La nueva Biblioteca del Tecnológico de Monterrey. Conversación con Pablo Savid-Buteler y Dennis Pieprz

por Arquine | @arquine

Tras la inauguración de la nueva Biblioteca del Tecnológico de Monterrey en la ciudad de Monterrey, diseñada por Sasaki Associates en colaboración con GLR Arquitectos y rdlp Arquitectos, conversamos con Pablo Savid-Buteler y Dennis Pieperz, sobre el proyecto.

¿Cuál es la diferencia entre esta biblioteca y otras que hayan diseñado antes?

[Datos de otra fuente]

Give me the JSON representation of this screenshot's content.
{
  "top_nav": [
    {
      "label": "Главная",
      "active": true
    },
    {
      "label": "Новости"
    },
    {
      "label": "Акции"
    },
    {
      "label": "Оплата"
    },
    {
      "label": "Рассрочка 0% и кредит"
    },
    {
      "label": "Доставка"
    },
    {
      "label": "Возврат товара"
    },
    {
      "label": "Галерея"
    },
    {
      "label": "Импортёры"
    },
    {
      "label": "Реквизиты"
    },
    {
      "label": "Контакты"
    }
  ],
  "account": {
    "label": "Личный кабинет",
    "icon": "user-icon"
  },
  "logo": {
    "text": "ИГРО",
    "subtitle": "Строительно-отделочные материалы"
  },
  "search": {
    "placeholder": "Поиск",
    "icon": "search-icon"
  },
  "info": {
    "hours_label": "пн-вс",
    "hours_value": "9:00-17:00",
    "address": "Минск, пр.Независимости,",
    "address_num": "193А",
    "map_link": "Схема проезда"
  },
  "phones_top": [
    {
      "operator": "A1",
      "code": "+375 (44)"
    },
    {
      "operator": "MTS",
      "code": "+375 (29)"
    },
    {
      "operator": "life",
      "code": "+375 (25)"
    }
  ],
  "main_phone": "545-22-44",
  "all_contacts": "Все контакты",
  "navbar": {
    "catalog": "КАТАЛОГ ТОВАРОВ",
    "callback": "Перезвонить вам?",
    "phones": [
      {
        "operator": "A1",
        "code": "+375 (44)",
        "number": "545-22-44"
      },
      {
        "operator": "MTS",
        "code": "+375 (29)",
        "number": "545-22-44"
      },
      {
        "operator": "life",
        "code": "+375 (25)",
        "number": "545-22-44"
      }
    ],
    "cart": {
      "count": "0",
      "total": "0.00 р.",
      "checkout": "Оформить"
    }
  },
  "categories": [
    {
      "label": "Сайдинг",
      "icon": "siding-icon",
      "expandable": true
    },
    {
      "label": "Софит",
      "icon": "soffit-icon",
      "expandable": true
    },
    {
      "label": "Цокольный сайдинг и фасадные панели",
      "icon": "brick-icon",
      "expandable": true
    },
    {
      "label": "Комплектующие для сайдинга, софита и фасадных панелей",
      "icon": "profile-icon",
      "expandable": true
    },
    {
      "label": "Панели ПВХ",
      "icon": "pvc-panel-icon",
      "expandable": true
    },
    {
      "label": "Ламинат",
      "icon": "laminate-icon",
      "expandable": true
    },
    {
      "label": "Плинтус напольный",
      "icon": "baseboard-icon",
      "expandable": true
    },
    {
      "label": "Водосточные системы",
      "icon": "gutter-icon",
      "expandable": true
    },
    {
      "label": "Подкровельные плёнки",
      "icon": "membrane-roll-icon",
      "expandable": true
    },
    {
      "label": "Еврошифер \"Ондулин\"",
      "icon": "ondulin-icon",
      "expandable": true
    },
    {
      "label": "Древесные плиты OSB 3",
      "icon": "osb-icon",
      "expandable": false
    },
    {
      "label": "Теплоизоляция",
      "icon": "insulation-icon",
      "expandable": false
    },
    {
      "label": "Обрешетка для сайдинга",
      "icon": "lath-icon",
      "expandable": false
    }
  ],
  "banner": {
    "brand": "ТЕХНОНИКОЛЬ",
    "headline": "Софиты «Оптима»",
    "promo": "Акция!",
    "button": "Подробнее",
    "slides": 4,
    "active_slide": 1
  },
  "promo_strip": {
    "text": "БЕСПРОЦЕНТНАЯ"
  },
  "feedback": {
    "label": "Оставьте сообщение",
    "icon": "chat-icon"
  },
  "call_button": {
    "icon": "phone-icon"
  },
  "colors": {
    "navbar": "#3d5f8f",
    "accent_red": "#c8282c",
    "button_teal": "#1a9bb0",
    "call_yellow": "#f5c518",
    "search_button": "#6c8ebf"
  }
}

Pablo Savid-Buteler: Es una pregunta interesante. Pienso que esta es diferente a muchas otras bibliotecas que hemos diseñado. El sitio y la respuesta que decidimos dar es importante. Pensamos en construir un lugar, como ya hemos dicho, en que la Biblioteca fuera un abrigo, un refugio en la plaza, que es un gran espacio público en el Campus. Pensamos que era particularmente apropiado aquí que el paisaje estuviera totalmente integrado, de modo que la Biblioteca se sume como un nuevo espacio al Campus. De cierto modo, la manera de entrar a la Biblioteca tiene que ver completamente con ese espacio. También es singular la tipología: un patio, siguiendo la idea de proveer iluminación natural a todos los espacios en un edificio de 90 por 50 metros de lado. En términos de programa, este edificio también es particular, en el sentido que buscamos que la circulación fuera una manera de descubrir los usos, como un meandro a través del edificio que permite, dentro de un volumen muy formal, generar esa manera informal de recorrerlo. Esto tiene que ver con el hecho de estar en este lugar particular.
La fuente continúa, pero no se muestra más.